Si al deciros cosas de la tierra, no creéis, ¿cómo vais a creer si os digo cosas del cielo?  Nadie ha subido al cielo sino el que bajó del cielo, el Hijo del hombre.  Y como Moisés elevó la serpiente en el desierto, así tiene que ser elevado el Hijo del hombre, para que todo el que crea tenga en él la vida eterna.

Motivación

Jesús continúa su diálogo con Nicodemo, maestro de Israel, sobre la necesidad de nacer de nuevo en el Espíritu para ver la realidad con ojos de fe.

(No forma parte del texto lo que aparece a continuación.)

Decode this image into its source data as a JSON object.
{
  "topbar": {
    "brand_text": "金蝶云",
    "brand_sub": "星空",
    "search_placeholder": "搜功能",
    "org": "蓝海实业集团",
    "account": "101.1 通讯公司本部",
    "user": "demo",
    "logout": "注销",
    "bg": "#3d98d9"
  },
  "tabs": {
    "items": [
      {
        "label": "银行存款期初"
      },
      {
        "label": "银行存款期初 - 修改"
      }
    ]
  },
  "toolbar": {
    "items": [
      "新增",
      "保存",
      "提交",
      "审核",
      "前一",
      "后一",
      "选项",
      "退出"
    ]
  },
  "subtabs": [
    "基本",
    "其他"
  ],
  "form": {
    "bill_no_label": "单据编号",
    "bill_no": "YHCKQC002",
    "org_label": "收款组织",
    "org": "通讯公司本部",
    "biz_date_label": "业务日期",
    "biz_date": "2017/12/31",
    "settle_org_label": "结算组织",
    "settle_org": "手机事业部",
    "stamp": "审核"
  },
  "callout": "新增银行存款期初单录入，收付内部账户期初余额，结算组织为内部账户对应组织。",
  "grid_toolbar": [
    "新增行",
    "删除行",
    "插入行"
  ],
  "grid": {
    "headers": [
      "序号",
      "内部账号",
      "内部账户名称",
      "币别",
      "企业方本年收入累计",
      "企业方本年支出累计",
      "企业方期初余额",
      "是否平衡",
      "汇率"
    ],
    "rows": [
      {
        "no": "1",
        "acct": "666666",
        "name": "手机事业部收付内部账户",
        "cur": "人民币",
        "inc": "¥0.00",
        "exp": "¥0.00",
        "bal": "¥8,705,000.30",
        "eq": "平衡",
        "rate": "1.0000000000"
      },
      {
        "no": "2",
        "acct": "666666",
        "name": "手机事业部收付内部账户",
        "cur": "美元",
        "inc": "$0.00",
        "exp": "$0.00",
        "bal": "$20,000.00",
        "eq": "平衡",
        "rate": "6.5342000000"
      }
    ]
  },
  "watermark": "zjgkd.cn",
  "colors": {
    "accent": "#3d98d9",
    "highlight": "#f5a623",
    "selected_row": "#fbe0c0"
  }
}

Y junto a Nicodemo, nos llama a todos nosotros a buscar una realidad que está más allá de los conocimientos. Esta fe, regalo de Dios es la que nos salva, como dice Jesús: “para que todo el que crea tenga en él la vida eterna”


 

Miércoles 14

Jn. 3 16-21

Porque tanto amó Dios al mundo que dio a su Hijo unigénito, para que todo el que crea en él no perezca, sino que tenga vida eterna.  Porque Dios no ha enviado a su Hijo al mundo para juzgar al mundo, sino para que el mundo se salve por él.  El que cree en él, no es juzgado; pero el que no cree, ya está juzgado, porque no ha creído en el nombre del Hijo unigénito de Dios.  Y el juicio está en que la luz vino al mundo, y los hombres amaron más las tinieblas que la luz, porque sus obras eran malas. Pues todo el que obra el mal aborrece la luz y no va a la luz, para que no sean censuradas sus obras.  Pero el que obra la verdad, va a la luz, para que quede de manifiesto que sus obras están hechas según Dios.”

Motivación

Juan nos invita en esta lectura a buscar su luz, a dejarla entrar en nuestro corazón para que ilumine nuestra vida cada día: con sus dificultades, limitaciones, sombras y pecados.


 

Jueves 15

Jn. 3, 31-36

El que viene de arriba está por encima de todos: el que es de la tierra, es de a tierra y habla de la tierra.  El que viene del cielo, da testimonio de lo que ha visto y oído, y su testimonio nadie lo acepta.  El que acepta su testimonio certifica que Dios es veraz.  Porque aquel a quien Dios ha enviado habla las palabras de Dios, porque no da el Espíritu con medida.  El Padre ama al Hijo y ha puesto todo en su mano.  El que cree en el Hijo tiene vida eterna; el que resiste al Hijo, no vera la vida, sino que la ira de Dios permanece sobre él.”

Motivación

En esta lectura se nos invita a levantar la mirada, a mirar al que está por encima de todos.